If you want multiple jobs for augmentation, just use more publishers using
Bash-style brace notation: `zpub://127.0.0.1:788{0..3}` and `zsub://127.0.0.1:788{0..3}`.

Note that you can start up multiple training jobs connecting to the same server.

# Command Line Tools

There are some command line programs to help with developing and debugging these
jobs:

 - tensormon -- connect to a data server and monitor throughput
 - tensorshow -- show images from input batches
 - tensorstat -- compute statistics over input data samples

# Examples

 - serve-imagenet-dir -- serve Imagenet data from a file system using PyTorch
 - serve-imagenet-shards -- serve Imagenet from shards using `webloader`
 - keras.ipynb -- simple example of using Keras with tensorcom
 - pytorch.ipynb -- simple example of using PyTorch with tensorcom

# ZMQ URLs

There is no official standard for ZMQ URLs.
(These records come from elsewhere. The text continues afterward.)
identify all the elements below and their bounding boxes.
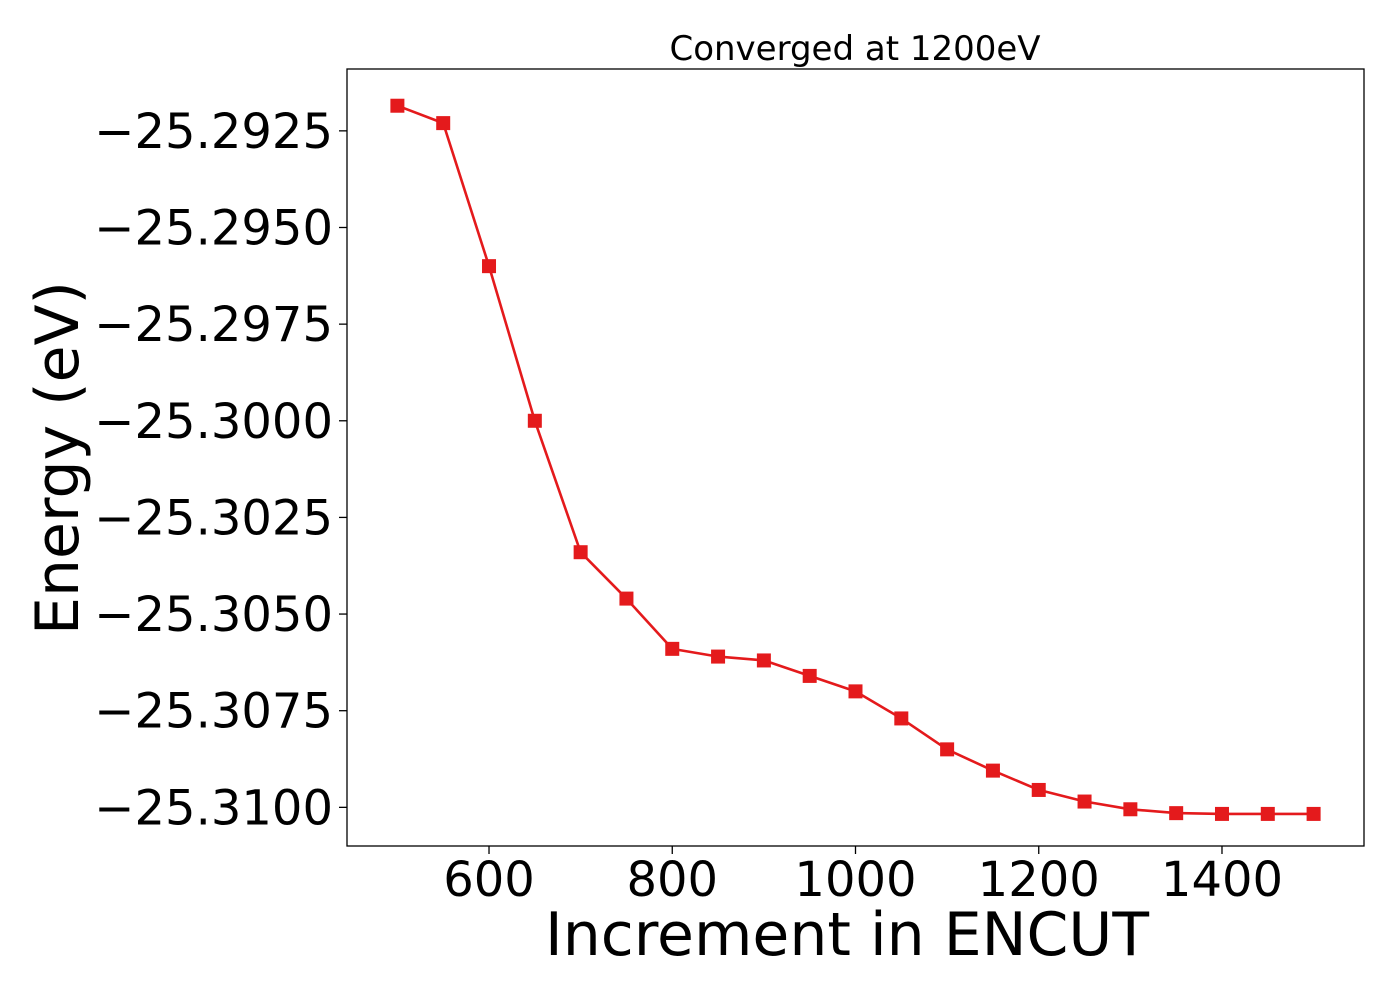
y-axis-label: Energy (eV) [23,281,93,635]
data-point-marker [1214,806,1229,821]
data-point-marker [390,98,405,113]
data-point-marker [573,545,588,560]
x-tick-label: 800 [626,852,718,908]
data-point-marker [665,641,680,656]
x-tick-label: 600 [443,852,535,908]
y-tick-label: −25.2925 [94,104,333,160]
data-point-marker [985,763,1000,778]
y-tick-label: −25.2975 [94,297,333,353]
data-point-marker [894,711,909,726]
data-series [390,98,1321,821]
data-point-marker [711,649,726,664]
chart-title: Converged at 1200eV [669,29,1040,69]
x-tick-label: 1400 [1161,852,1283,908]
data-point-marker [619,591,634,606]
data-point-marker [482,259,497,274]
x-tick-label: 1200 [978,852,1100,908]
data-point-marker [1123,802,1138,817]
data-point-marker [527,413,542,428]
data-point-marker [436,116,451,131]
y-tick-label: −25.3000 [94,394,333,450]
data-point-marker [1169,806,1184,821]
x-axis-label: Increment in ENCUT [545,900,1149,970]
y-axis: −25.2925 −25.2950 −25.2975 −25.3000 −25.3025… [94,104,347,836]
data-point-marker [1306,806,1321,821]
data-point-marker [1260,806,1275,821]
y-tick-label: −25.3025 [94,490,333,546]
x-axis: 600 800 1000 1200 1400 [443,846,1283,908]
data-point-marker [1031,782,1046,797]
y-tick-label: −25.3050 [94,587,333,643]
series-line [396,104,1314,816]
data-point-marker [940,742,955,757]
plot-area [346,68,1365,847]
data-point-marker [756,653,771,668]
y-tick-label: −25.2950 [94,200,333,256]
y-tick-label: −25.3075 [94,684,333,740]
data-point-marker [802,668,817,683]
data-point-marker [848,684,863,699]
data-point-marker [1077,794,1092,809]
x-tick-label: 1000 [794,852,916,908]
y-tick-label: −25.3100 [94,780,333,836]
This library uses the following notation:

Socket types:

 - zpush / zpull -- standard PUSH/PULL sockets
 - zrpush / zrpull -- reverse PUSH/PULL connections (PUSH socket is server / PULL socket connects)
 - zpub / zsub -- standard PUB/SUB sockets
 - zrpub / zrsub -- reverse PUB/SUB connections

 The pub/sub servers allow the same augmentation pipeline to be shared by multiple
 learning jobs.

 Default transport is TCP/IP, but you can choose IPC as in `zpush+ipc://mypath`.

# Connection Objects

The major way of interacting with the library is through the `Connection` object.
It simply gives you an iterator over training samples.

# Encodings

Data is encoded in a simple binary tensor format; see `codec.py` for details.
The same format can also be used for saving and loading lists of
tensors from disk (extension: `.ten`).
Data is encoded on 64 byte aligned boundaries to allow easy memory
mapping and direct use by CPUs and GPUs.